China has spent two years on legal and technical infrastructure construction after it announced its plans to launch the nationwide emission trading scheme (ETS) in 2017.
It began setting up pilot trading platforms in 2013 in seven regions across the country but they have not been brought under a unified scheme yet.
“China will speed up construction of the national carbon trading scheme this year and aim to carry out the first trade among coal-fired power utilities in 2020,” Jiang Zhaoli, vice director of the climate change department at the Ministry of Ecology and Environment, said at an industrial conference.

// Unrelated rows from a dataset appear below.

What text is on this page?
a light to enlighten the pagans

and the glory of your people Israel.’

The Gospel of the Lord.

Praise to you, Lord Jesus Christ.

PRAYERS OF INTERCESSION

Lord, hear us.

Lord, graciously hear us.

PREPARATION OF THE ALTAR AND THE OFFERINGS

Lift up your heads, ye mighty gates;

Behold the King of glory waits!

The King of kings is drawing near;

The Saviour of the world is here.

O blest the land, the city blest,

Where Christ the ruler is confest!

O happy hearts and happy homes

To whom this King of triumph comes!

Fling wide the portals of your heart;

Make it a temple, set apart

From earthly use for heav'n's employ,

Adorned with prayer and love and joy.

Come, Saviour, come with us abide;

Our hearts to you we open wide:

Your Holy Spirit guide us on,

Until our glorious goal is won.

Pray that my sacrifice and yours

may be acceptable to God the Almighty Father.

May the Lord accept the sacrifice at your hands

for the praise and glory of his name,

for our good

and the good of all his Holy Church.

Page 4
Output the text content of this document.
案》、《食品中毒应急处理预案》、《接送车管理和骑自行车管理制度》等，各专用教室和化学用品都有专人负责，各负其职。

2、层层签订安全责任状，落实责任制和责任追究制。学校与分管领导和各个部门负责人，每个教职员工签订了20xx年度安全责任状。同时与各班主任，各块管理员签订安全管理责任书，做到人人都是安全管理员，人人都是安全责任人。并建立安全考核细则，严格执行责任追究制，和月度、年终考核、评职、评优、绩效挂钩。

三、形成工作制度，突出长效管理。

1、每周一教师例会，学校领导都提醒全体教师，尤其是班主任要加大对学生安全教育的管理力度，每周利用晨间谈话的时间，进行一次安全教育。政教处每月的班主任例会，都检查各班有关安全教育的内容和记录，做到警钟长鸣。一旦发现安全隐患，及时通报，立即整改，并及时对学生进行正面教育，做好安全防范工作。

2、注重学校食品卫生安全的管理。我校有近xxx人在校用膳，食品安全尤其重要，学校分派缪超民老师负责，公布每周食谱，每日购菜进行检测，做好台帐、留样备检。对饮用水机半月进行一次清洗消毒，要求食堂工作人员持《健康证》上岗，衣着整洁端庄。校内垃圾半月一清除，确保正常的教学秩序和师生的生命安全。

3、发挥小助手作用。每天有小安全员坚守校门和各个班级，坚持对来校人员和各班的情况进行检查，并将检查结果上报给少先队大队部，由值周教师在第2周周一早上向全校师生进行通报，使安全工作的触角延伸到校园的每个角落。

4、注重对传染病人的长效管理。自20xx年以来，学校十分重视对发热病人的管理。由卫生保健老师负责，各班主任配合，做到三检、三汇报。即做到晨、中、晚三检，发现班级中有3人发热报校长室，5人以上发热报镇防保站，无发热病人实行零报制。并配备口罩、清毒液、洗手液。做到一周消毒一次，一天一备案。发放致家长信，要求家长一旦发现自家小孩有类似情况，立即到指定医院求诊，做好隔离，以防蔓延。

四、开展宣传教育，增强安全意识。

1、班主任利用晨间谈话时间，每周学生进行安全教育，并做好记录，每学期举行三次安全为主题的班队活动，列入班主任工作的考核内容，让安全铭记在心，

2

Coal-fired power is the first industry included into the national ETS, covering around 3 billion tonnes of greenhouse gas emitted in China every year.
China will promote carbon trade in power sectors, Jiang said, adding the government will also include more high-energy consuming industries such as steel, non-ferrous and construction materials, into the scheme.
“We will explore carbon derivatives trading and non-gratuitous allocation of emission quotas in 2021-2025,” said Jiang.
The nationwide ETS aims to cover 8 billion tonnes of carbon dioxide emission per annum from around 100,000 industrial plants when the trading scheme is fully launched.
The ETS is designed to encourage power utilities and manufacturers to reduce emissions through a market mechanism. Some scholars in China, however, are questioning the necessity of the ETS due to overlapping of policies.
On the whole, China also plans to introduce a carbon tax and a renewable power quota system with a similar aim of boosting clean energy consumption and cutting emission at industrial plants.
China said it has cut carbon intensity by 45.8 percent in 2018 from the level in 2005, exceeding the target of lowering it 45 percent by 2020.
It also pledged to bring emission to a peak by around 2030 as part of its commitments to the 2015 Paris accord.